Dr. Hursting and his colleagues developed an easily adopted intermittent energy restricted diet regimen. When compared to weight loss surgery, an intermittent diet was more effective for reversing the adverse effects of obesity on breast cancer. It may thus provide a more affordable and feasible alternative strategy to reduce breast cancer risk than either bariatric surgery or severe diet restriction. Importantly, both weight loss methods reprogrammed the gut microbiome—the bacteria that inhabit the intestines—to be healthier and produce fewer inflammatory metabolites. Dr. Hursting and his colleagues tested whether the pro-cancer effects of diet-induced obesity and/or the anti-cancer effects of intermittent dieting are transmitted via the gut microbiota. They found that some of the pro-cancer effects of diet-induced obesity are transmitted through the microbiome, but the anti-cancer effects of intermittent dieting are not.

What’s next

Dr. Hursting is now investigating a new weight loss strategy with the goal of achieving the positive effects of weight loss on breast cancer risk. He is testing the drugs semaglutide, which is FDA approved for weight loss, and tirzepatide, which is approved for diabetes treatment and is under FDA review for weight loss. Preliminary data show that both drugs achieve the effect of reversing obesity-associated metabolic and inflammatory factors.
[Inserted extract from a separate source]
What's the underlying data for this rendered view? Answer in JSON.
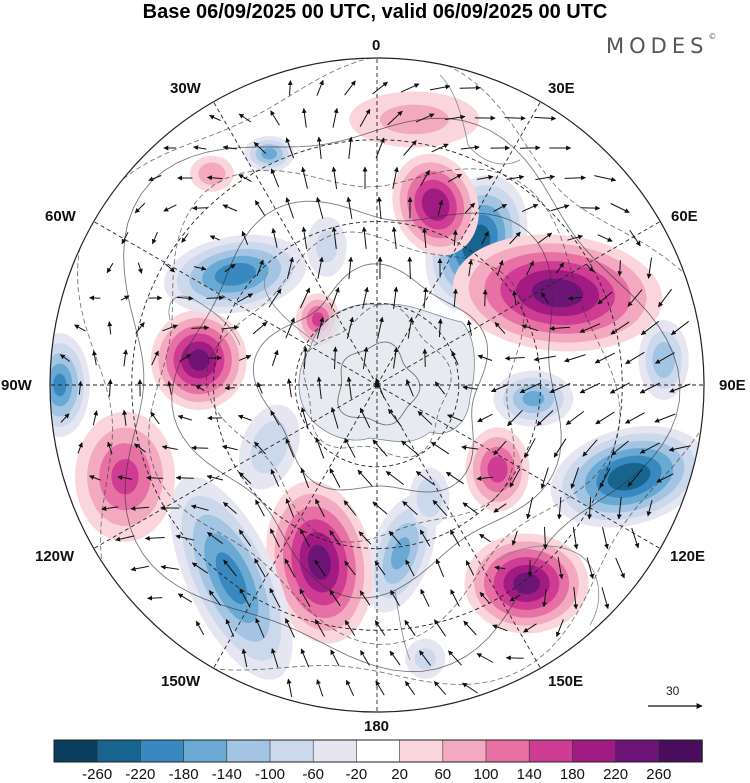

It is unknown, however, if their benefits extend to reducing breast cancer risk. Dr. Hursting aims to determine the effects of semaglutide or tirzepatide on development and progression of ER-positive and ER-negative breast cancer on biomarkers in blood and breast tissue.


Dr. Stephen Hursting is Professor in the Department of Nutrition and the Lineberger Comprehensive Cancer Center at UNC-Chapel Hill and Professor at the UNC Nutrition Research Institute in Kannapolis, NC. He earned his PhD in nutritional biochemistry and MPH in nutritional epidemiology from the UNC-Chapel Hill, and he completed postdoctoral training in molecular carcinogenesis and cancer prevention at the National Cancer Institute (NCI). Prior to joining the UNC faculty in 2014, Dr. Hursting was Professor and Chair of the Department of Nutritional Sciences at the University of Texas at Austin and Professor of Molecular Carcinogenesis at the UT-MD Anderson Cancer Center (2005-14). He also served as Deputy Director of the NCI’s Office of Preventive Oncology and Chief of the NCI’s Nutrition and Molecular Carcinogenesis Laboratory Section (1999-2005). His research interests center on diet-gene interactions relevant to cancer prevention, particularly the molecular and metabolic mechanisms underlying obesity-breast cancer associations, and the interplay between obesity, diabetes and breast cancer risk and response to therapy. Primarily using specially engineered laboratory models of breast cancer in parallel with breast cancer prevention trials (in collaboration with Dr. Carol Fabian at the Kansas Cancer Center), he is currently focusing on the molecular and metabolic changes occurring in response to lifestyle-based (dietary and physical activity), or pharmacologic manipulation of energy metabolism and cell signaling pathways, with emphasis on the IGF-1/Akt/mTOR and Wnt signaling pathways as well as inflammation. He also has expertise in assessing diet-related serum and tissue biomarkers, including hormones/growth factors, cytokines and chemokines, and microRNA’s in tissue samples.